Thursday, February 9, 2023

On the question of tithing and church size

 I have often looked at the magnificent cathedrals and churches and been amazed by what it took to make them.  The number of people, toiling hours on end - months!, to build and decorate these edifices.  And the scale: how large they are that they can gather so many people in one place.

Then, it dawns on me the financial requirements to create them as well as the source of those finances.

If you require a flat tax of 10% from each and every person, coupled with an large (and growing) congregation, the money needed to support the system vastly out paces the cost of the infrastructure.  What is done with the money?  (spent on oneself in the name of marketing.).
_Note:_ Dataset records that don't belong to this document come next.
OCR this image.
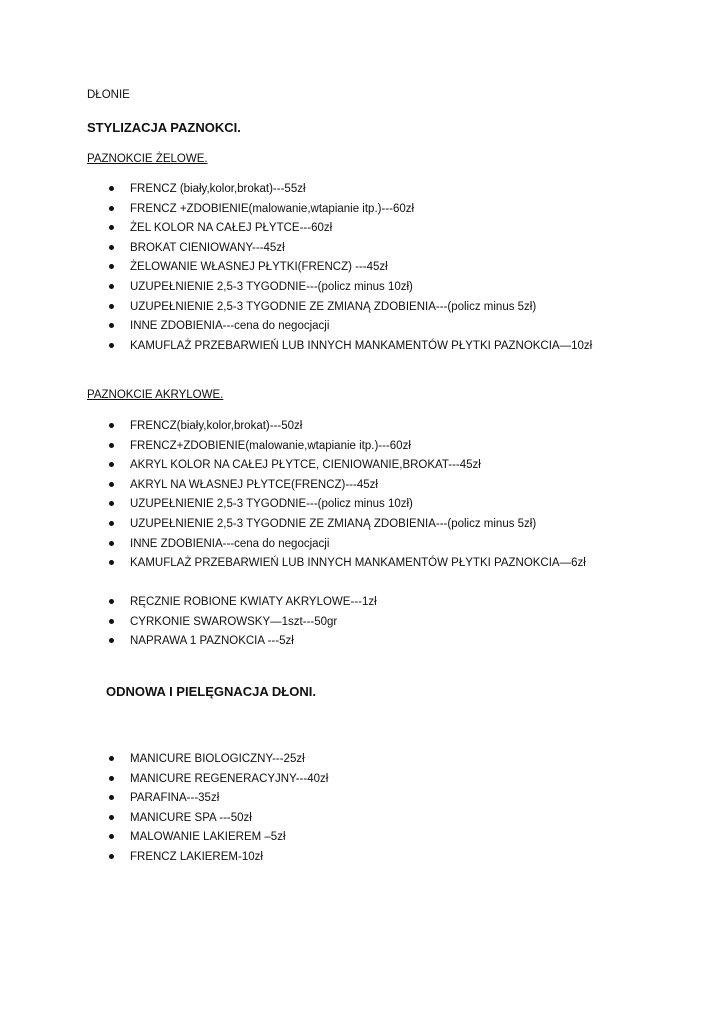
DŁONIE
STYLIZACJA PAZNOKCI.
PAZNOKCIE ŻELOWE.
FRENCZ (biały,kolor,brokat)---55zł
FRENCZ +ZDOBIENIE(malowanie,wtapianie itp.)---60zł
ŻEL KOLOR NA CAŁEJ PŁYTCE---60zł
BROKAT CIENIOWANY---45zł
ŻELOWANIE WŁASNEJ PŁYTKI(FRENCZ) ---45zł
UZUPEŁNIENIE 2,5-3 TYGODNIE---(policz minus 10zł)
UZUPEŁNIENIE 2,5-3 TYGODNIE ZE ZMIANĄ ZDOBIENIA---(policz minus 5zł)
INNE ZDOBIENIA---cena do negocjacji
KAMUFLAŻ PRZEBARWIEŃ LUB INNYCH MANKAMENTÓW PŁYTKI PAZNOKCIA—10zł
PAZNOKCIE AKRYLOWE.
FRENCZ(biały,kolor,brokat)---50zł
FRENCZ+ZDOBIENIE(malowanie,wtapianie itp.)---60zł
AKRYL KOLOR NA CAŁEJ PŁYTCE, CIENIOWANIE,BROKAT---45zł
AKRYL NA WŁASNEJ PŁYTCE(FRENCZ)---45zł
UZUPEŁNIENIE 2,5-3 TYGODNIE---(policz minus 10zł)
UZUPEŁNIENIE 2,5-3 TYGODNIE ZE ZMIANĄ ZDOBIENIA---(policz minus 5zł)
INNE ZDOBIENIA---cena do negocjacji
KAMUFLAŻ PRZEBARWIEŃ LUB INNYCH MANKAMENTÓW PŁYTKI PAZNOKCIA—6zł
RĘCZNIE ROBIONE KWIATY AKRYLOWE---1zł
CYRKONIE SWAROWSKY—1szt---50gr
NAPRAWA 1 PAZNOKCIA ---5zł
ODNOWA I PIELĘGNACJA DŁONI.
MANICURE BIOLOGICZNY---25zł
MANICURE REGENERACYJNY---40zł
PARAFINA---35zł
MANICURE SPA ---50zł
MALOWANIE LAKIEREM –5zł
FRENCZ LAKIEREM-10zł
Imagine, if you will, a group of 9 people, each giving 10% to support a preacher.  The math says, the preacher ends up living like the average member.  But, with a little marketing to grow the congregation, that same preacher now becomes the more well off of members.  Add 9 more people: the preacher is now bringing in twice the "income" as the average person in the congregation.  Now, look to those churches and cathedrals.  Imagine a small church with only 50 or 60 members.  Now the minister can really make a financial killing.  But build a cathedral with seating capacity in the thousands, and presto, the church can make a killing fleecing the flock.

It's no wonder the christian religion "encourages" tithing.  Is it really to "help the poor"?  What is the standard for "poor"?  Is it someone in the bottom 2% of people in the world?  If so, taking 10% from every member will seriously convert those poor to rather well off in no time at all.  Since that is not happening, one has to wonder where the money is really going.

This cycle of tithing and church size disrupts the very purpose of God's church.  Consider instead an alternative idea.  But first, let's talk about quantity.

A church is a community.  It is a group of people with something in common that binds them together.  As the number of people in the community grows, the need for infrastructure (and associated costs) grows with it.  There are side effects:  The individuals in the community become less intimate with the community at large.  Knowing every person in a 20 person group is greater than knowing every person as intimately in a 2,000 person group.  Having a dinner party with 10 people feels entirely different than a dinner party with 100 people.  As the number of people in a group grows, the ability for any individual in the group to be close with all the other members of the group declines.  Sociology and group dynamics tells us that smaller groups build tighter bonds with one another.  The more personal the relationship, the smaller the group needs to be.

For a general social life, sociology says we put a maximum limit of 150 people per group.  At this size, everyone will know everyone at some level of detail.  Groups designed to work together on a common activity (say participate in a workshop) loose effectiveness beyond 50 people.  But to really know a person, and to be able to devote time to helping that person, the number drops down to somewhere less than 25.

Of course, there is an issue with a group being too small.  Two people can be easily swayed to change things to fit their own desires.  It takes a larger group to keep the original goals on point.

Personally, I think church sizes between 10 and 25 are ideal.  It allows people to really get to know one another while being large enough to be effective as an organization.  With this smaller organizational size, people can find organizational units that meet their needs best.  Having one large organization makes people with different perspectives all be coerced into one common view, minimizing the benefits of diversity.  It also makes people less connected when they only share the critical issues, but not the associated issues.  Imagine a group whose goal is to help others and like to go bike riding for fun.  If one of those people also wants to help others, but doesn't like to ride bikes, that person will not feel as connected as they would if they found a group who likes to help others and play board games (as an example.)

The other advantage of smaller groups is the overhead is less.  Ten people can simply meet in a house or apartment, or even outdoors.  The need to give money to support an infrastructure is eliminated.  I told you I would get back to tithings.

Considering a religion based on one statement, "Love Unconditionally", how much hierarchy does it really need?  If the groups are kept intimate, what infrastructure does it need?  With both of these issues resolved, what need is there for a regular tithing?  If someone has a need, the intimate group can pitch in and support them.  To love unconditionally means more than helping the poor and the stranger.  It is unconditional.

Two questions seem to rise up with this topic:  What happens when a group grows beyond 25 people.  Simple, it can divide itself into smaller groups.  Won't that create distance between people?  Perhaps.  But while you may be an tight-knit member of one group, that doesn't mean you must ignore others in other groups.  On the contrary, visiting other individuals and groups helps build bonds between the church as a whole.

What about tithing?  Without an overhead, there is no need to require a regular tithing being routed to infrastructure.  Does that mean there is no value in having a tithing?  Perhaps.  Perhaps a group feels the world around them needs money and, as a group, they may choose to tithe to help the group's goals.  Another group may find a greater need is skills or time.  The other advantage of smaller churches is the ability to focus on the needs of the world around them.  Again, if the need is greater than what an individual church can support, communication between churches may provide a solution.

A small church is not the same as an isolated church.  Instead, it is a stronger church with firm ties between each and every member of the congregation.